Les femmes handicapées de la vue sont particulièrement rejetées de la société. Comme il est extrêmement difficile pour elles de subvenir à leurs besoins, l’ONG Bartimée, notre partenaire au Bénin, les accompagne individuellement.
Lors de son voyage sur place en octobre, Alexandrine Meunier, responsable du secteur Coopération au Développement de la MEB, a eu l’occasion de participer à une séance d’accompagnement. Voici son récit :
La femme handicapée de la vue que nous visitons s’appelle Nadine. Elle a perdu la vue étant adulte. Elle est la maman de quatre enfants : deux garçons déficients visuel comme elle (internes dans une école pour aveugles) et deux filles voyantes. Comme de nombreuses femmes qui ont perdu la vue tardivement, elle n’est pas bien traitée par son mari.
Son accompagnement est réalisé par deux « femmes-leader », elles-mêmes handicapées de la vue, de notre ONG partenaire au Bénin : Estelle et Nadège. Il s’agit de la troisième séance d’accompagnement. Tout se déroule en langue locale, car Nadine ne parle pas français. Les « femmes-leader » adaptent leur accompagnement en fonction des besoins, du caractère et des aptitudes de la femme visitée. Nadine étant une femme battante, elle fait déjà beaucoup de choses pour faire vivre son foyer. Elles lui proposent donc de l’initier à la fabrication du savon liquide, ce qu’elle accepte.
Sa plus jeune fille (2 ans et demi) est présente et son autre fille rentrera de l’école alors que nous serons en fin de rencontre. Il y a aussi de nombreuses autres femmes avec leurs enfants, qui vivent dans la même propriété (dont la maman de Nadine, également déficiente visuelle, confirmant le caractère congénital du handicap). Toutes sont attentives à ce qui se passe.
En temps normal, les séances ont lieu à huis-clos, pour une plus grande intimité permettant à la femme de parler librement. Aujourd’hui fait exception, car nous sommes trop nombreux du fait de ma présence. Mais la visite étant axée sur l’apprentissage de la fabrication du savon liquide, ce n’est pas gênant.

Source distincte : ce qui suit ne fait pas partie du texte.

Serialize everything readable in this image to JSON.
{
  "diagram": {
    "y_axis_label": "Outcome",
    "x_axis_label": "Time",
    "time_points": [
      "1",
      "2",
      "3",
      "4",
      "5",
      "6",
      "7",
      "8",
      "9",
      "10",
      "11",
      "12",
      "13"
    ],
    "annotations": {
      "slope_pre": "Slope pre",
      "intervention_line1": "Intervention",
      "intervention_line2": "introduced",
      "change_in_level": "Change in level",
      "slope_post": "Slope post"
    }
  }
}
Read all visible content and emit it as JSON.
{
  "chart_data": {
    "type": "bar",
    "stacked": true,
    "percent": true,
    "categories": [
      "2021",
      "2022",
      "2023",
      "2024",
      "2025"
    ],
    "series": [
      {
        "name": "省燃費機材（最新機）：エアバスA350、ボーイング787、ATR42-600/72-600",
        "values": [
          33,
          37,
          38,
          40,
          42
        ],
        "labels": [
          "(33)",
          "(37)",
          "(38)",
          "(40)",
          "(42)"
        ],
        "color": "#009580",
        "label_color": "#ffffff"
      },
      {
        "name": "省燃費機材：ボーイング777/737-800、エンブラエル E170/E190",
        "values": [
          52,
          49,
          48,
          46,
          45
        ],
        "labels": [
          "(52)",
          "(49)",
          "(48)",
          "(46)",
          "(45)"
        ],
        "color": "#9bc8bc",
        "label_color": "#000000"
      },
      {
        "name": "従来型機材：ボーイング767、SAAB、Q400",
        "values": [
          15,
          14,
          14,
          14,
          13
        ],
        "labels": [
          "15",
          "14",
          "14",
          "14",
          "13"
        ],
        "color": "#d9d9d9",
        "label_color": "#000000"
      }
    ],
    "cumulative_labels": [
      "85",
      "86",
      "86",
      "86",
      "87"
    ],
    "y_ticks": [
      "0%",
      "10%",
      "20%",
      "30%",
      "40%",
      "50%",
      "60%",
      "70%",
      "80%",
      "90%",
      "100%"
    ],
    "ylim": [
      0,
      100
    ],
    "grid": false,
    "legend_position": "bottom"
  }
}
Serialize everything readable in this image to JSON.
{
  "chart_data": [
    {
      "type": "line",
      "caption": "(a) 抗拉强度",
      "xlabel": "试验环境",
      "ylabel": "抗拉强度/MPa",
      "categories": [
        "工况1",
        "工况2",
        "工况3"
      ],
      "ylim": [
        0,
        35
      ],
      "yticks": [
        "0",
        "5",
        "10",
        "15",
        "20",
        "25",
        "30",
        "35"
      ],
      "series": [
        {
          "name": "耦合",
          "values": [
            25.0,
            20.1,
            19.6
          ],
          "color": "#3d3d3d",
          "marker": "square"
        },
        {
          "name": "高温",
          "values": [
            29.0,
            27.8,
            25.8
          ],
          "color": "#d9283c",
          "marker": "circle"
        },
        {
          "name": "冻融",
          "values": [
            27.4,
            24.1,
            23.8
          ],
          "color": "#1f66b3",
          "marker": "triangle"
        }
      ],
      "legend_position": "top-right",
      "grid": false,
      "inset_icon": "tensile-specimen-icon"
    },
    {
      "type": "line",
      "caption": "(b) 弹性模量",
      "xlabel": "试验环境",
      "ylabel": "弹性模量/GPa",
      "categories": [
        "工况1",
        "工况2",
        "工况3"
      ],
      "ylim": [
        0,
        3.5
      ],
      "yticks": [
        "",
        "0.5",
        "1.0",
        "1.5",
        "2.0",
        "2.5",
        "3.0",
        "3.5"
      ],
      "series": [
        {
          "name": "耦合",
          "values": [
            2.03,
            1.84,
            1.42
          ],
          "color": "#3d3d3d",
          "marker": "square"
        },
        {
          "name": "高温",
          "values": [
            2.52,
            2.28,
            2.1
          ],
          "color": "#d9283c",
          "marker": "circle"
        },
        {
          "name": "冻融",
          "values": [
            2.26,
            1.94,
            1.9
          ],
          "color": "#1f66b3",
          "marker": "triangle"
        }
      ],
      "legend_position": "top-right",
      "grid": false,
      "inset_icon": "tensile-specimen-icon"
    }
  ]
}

Estelle et Nadège demandent à Nadine de restituer ce qu’elle a retenu des deux visites précédentes. Puis elles procèdent à la fabrication du savon liquide en impliquant Nadine pour lui apprendre les techniques. Elles ont acheté un kit au marché pour 5’000 FCFA[1], comprenant l’ensemble des produits nécessaires (pâte, sel, acide sulfurique, colorant, agent gonflant, etc.). Avec cela, il est possible de confectionner jusqu’à 40 litres de savon liquide en ajoutant de l’eau. Le litre de savon liquide peut être vendu à 500 FCFA environ. Il est conditionné dans des bouteilles en plastique (souvent issues de la récupération). La fabrication dure très longtemps : elles passent plus d’une heure à mélanger la préparation pour rendre la pâte homogène !
Nadine a désormais les connaissances nécessaires pour fabriquer et vendre elle-même du savon liquide. Cela devrait lui permettre de mieux subvenir aux besoins de sa famille.